Methods: Pts were conditioned with fludarabine (30mg/m2/dose, days -5,-4,-3), cyclophosphamide (50mg/kg/dose, day-3 and+3), 200 cGy TBI (day-1) followed by KTx (day0). A G-CSF mobilized  apheresis product was collected from the donor >2 weeks pre-KTx, processed to remove graft-versus-host disease (GVHD)-producing cells yet retain CD34+ cells and FC, and cryopreserved until administration on day+1 post-KTx. All pts have reached at least 3 years of FU (range 36 - 129 months) and are the focus of this analysis. Pts were ages 18-65 years. Donor-recipient HLA match ranged from  6/6 matched related to 0/6 matched unrelated; 17 were unrelated and 20 were related . Two pts were re-transplants. MMF + tacrolimus based immunosuppression (IS) was weaned and discontinued at 1 year post-KTx if chimerism, normal renal function and  biopsy were present. 

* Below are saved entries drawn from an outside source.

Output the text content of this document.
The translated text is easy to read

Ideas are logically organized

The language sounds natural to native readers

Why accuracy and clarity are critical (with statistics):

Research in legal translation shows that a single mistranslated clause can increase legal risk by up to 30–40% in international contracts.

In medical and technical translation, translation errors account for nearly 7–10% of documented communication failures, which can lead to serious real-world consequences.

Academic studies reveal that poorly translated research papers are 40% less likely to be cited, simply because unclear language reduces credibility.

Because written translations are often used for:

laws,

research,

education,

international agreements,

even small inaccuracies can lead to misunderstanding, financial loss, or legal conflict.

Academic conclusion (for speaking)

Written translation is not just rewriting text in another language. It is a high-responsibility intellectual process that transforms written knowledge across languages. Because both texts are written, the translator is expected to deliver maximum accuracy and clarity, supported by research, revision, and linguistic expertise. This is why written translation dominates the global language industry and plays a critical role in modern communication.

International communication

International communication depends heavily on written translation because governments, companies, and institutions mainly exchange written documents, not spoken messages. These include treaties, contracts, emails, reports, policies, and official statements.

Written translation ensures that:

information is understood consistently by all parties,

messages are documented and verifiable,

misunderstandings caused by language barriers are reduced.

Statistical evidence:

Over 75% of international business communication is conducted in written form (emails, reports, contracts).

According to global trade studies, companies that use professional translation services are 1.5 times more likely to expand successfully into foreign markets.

Results: 35 of 37 pts exhibited peripheral blood donor chimerism at one month post KTx. Durable chimerism, allowing for full IS withdrawal developed in 26 pts (time off IS 24- 112 months); the majority (23/26) of these pts showed full (>95%) donor whole blood and T cell chimerism. All stable chimeric pts retained chimerism after removal of IS and remain rejection-free. Long term chimeric pts off IS have shown no evidence of immune defects: they show robust lineage reconstitution, and can be safely/effectively vaccinated. Two pts off IS have had successful pregnancies. Transiently chimeric pts resumed endogenous hematopoiesis and were kept on low-dose IS with stable renal function. Late (> 4 yrs post-KTx) acute rejection occurred in two pts with transient chimerism who became noncompliant with IS. There have been two previously reported cases of GVHD; one treatment responsive, the other treatment resistant that contributed to a pt death. There have been two graft losses in our trial, both related to infections. Two additional pt deaths have occurred: one in a heavy (>100 pack year) smoker who developed advanced stage lung cancer 4.5 years after KTx, and the second in a chimeric pt 3.5 years after Tx who developed pneumococcal sepsis – notably, he did not comply with recommended vaccinations. Overall survival is 91.8% and death censored graft survival 94.1%. Tolerant FCR001 pts off IS have significantly better renal function than comparable KTx on standard of care (SOC) IS. Treatment for hypertension and hyperlipidemia is more common in SOC than tolerant FCR001 pts.
Conclusions: Durable chimerism and tolerance with a low incidence of GVHD (6% overall, 3% severe)  has been achieved in mismatched related/unrelated living donor Ktx. We conclude there are significant long-term medical benefits to establishing tolerance in KTx recipients using the FCR001 approach.